THE MURDERED HOUSE by Pierre Magnan: another DorothyL recommendation. I did like this better, but not my favorite of the month. Translated from the French (which might be part of the problem for me, I'm generally not wild about translations), it's set immediately WWI in a small French village. The house of the title has just been inherited by the only surviving member of a family who was massacred there twenty years earlier. A baby at the time, Seraphin becomes obsessed when he learns the details of the murders and winds up tearing down the house stone by stone. Of course there's a mystery about the murders that is eventually solved, but the book focuses on Seraphin and his desire for vengeance. Soon, the three men he has identified as the killers start dying--but he's not the one doing it. Who is anticipating his vengeance and what really happened the night of the massacre? An interesting enough story, until the last chapter which completely lost me. I hate finishing a book feeling confused.

SKELETONS ON THE ZAHARA by Dean King: for our new couples' book club. In 1815, the Connecticut merchant ship Commerce shipwrecked on the west coast of Africa. The crew was taken into slavery and spent months wandering the Sahara. Primarily the story of Captain Riley and his efforts to free himself and what men of his he could, it's a compelling account of the desert and those who lived there nearly two hundred years ago. Eventually freed, Captain Riley wrote an account of his travails that was famous in the 19th century (Abraham Lincoln is said to have loved the book when he was young). Keep a cup of water near you while reading--you will appreciate water as you never have before!

LABYRINTH by Kate Mosse: an impulse buy, it sat on my shelf until mono hit and I needed something fast-paced and interesting. The story of two women--Alice who stumbles upon a significant archaelogical find in southern France by accident (or was it?) and Alais who lived in the early 1200s in the same region. Enters DA VINCI CODE territory with three books and the secret of eternal life, but better written and historically more interesting as it moves back and forth between the two women's stories. Deals heavily with the Cathars in southern France and the Crusade that was launched against them until they were wiped out. (The first Crusade to be preached against Christians.) I recommend it as a good winter break read, or save it for the beach next summer.

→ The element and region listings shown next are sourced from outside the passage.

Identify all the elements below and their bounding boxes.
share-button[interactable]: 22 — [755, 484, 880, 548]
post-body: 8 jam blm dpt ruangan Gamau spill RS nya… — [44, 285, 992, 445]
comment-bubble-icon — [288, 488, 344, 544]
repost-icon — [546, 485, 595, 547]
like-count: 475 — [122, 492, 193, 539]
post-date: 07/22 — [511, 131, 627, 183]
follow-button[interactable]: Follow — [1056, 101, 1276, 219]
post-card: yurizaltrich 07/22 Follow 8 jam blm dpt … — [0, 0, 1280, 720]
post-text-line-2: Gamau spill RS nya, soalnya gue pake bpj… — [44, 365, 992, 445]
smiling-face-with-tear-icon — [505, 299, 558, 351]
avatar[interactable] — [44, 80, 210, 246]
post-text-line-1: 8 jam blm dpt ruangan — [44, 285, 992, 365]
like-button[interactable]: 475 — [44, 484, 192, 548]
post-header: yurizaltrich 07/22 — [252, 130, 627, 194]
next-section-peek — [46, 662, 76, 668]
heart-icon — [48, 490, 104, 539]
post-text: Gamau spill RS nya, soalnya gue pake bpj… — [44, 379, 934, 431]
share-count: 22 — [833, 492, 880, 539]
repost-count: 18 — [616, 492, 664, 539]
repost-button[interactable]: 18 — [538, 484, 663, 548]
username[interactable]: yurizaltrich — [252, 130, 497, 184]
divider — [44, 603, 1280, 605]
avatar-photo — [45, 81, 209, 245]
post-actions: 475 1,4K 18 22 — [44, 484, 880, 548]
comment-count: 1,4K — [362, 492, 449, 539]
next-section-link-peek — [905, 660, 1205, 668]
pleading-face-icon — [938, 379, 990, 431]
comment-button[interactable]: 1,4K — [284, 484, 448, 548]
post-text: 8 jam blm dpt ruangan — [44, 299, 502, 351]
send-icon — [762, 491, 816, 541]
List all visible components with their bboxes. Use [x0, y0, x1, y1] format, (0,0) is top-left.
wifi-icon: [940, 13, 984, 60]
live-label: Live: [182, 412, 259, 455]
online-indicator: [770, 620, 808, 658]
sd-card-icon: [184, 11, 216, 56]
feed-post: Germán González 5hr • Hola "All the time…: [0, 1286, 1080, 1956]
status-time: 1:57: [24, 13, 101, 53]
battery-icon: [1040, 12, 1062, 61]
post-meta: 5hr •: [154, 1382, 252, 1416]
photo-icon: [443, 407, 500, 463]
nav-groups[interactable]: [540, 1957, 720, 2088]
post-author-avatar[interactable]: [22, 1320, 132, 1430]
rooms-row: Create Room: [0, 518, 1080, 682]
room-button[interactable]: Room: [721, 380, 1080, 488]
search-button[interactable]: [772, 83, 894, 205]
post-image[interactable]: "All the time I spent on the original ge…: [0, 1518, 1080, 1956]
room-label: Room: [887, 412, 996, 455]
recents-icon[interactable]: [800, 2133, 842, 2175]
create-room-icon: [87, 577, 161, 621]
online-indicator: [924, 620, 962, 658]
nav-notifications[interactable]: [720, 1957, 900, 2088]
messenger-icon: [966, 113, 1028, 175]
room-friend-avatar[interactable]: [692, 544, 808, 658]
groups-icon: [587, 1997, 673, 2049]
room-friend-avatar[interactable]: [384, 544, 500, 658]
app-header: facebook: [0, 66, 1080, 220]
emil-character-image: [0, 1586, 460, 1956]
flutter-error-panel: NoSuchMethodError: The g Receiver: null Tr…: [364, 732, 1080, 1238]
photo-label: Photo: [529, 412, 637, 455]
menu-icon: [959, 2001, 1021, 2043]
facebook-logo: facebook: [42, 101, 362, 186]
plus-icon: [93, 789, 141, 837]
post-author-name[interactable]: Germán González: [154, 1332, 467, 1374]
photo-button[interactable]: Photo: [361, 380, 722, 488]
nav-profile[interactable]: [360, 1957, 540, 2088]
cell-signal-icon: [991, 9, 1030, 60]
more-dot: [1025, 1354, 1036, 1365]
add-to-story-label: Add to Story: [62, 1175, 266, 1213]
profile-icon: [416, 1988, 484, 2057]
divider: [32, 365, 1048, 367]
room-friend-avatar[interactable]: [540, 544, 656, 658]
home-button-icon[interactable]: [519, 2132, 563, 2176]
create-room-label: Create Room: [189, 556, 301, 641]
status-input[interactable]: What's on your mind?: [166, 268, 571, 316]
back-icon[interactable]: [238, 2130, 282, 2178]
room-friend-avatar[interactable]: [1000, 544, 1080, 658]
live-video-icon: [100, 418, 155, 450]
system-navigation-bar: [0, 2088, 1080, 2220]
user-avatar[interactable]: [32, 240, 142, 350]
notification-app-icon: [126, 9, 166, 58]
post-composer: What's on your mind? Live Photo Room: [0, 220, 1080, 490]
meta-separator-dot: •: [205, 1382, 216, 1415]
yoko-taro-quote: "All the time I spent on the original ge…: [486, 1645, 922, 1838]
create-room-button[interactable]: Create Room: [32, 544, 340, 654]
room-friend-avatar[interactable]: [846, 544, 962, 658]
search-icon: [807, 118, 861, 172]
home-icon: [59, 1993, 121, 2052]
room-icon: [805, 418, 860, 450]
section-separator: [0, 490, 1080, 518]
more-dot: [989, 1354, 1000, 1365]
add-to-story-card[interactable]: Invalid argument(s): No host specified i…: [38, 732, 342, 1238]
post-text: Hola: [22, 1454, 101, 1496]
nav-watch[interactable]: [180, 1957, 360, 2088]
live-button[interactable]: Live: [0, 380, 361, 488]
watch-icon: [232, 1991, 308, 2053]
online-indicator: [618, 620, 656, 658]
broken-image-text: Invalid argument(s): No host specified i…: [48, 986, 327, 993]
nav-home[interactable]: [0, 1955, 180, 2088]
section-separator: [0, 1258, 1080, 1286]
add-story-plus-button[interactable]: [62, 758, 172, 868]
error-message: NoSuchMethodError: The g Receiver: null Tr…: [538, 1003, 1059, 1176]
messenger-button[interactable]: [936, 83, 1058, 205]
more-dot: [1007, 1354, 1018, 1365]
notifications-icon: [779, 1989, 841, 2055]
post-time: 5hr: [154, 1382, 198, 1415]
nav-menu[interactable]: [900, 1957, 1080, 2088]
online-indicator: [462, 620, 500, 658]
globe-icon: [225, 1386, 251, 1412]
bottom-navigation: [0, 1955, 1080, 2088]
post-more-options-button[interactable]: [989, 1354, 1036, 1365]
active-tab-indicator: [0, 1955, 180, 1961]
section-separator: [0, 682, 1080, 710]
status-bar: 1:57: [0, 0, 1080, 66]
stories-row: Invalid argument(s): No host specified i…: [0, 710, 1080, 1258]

WIVES AND DAUGHTERS by Elizabeth Gaskell: a big, fat Victorian novel to sooth my bored and restless mind while I'm lying around. I love Victorian novels, like those of Anthony Trollope, and thought I'd try out Gaskell. A contemporary of Charlotte Bronte (she actually wrote the first biography of Bronte), Gaskell was a wife, mother, and successful novelist in the mid-1850s. This is her last novel, and it actually remains unfinished because it was written in serial form and she died before the end. But it's sufficient to not disappoint. Molly Gibson is the doctor's daughter in a small English town in the 1830s who, in the course of the novel, acquires a stepmother, stepsister, and several suitors. It's a typical Victorian tale of imprudent marriages, deceitful men, twitterpated women, and the celebration of goodness, innocence, and true love. A wonderful way to end the year.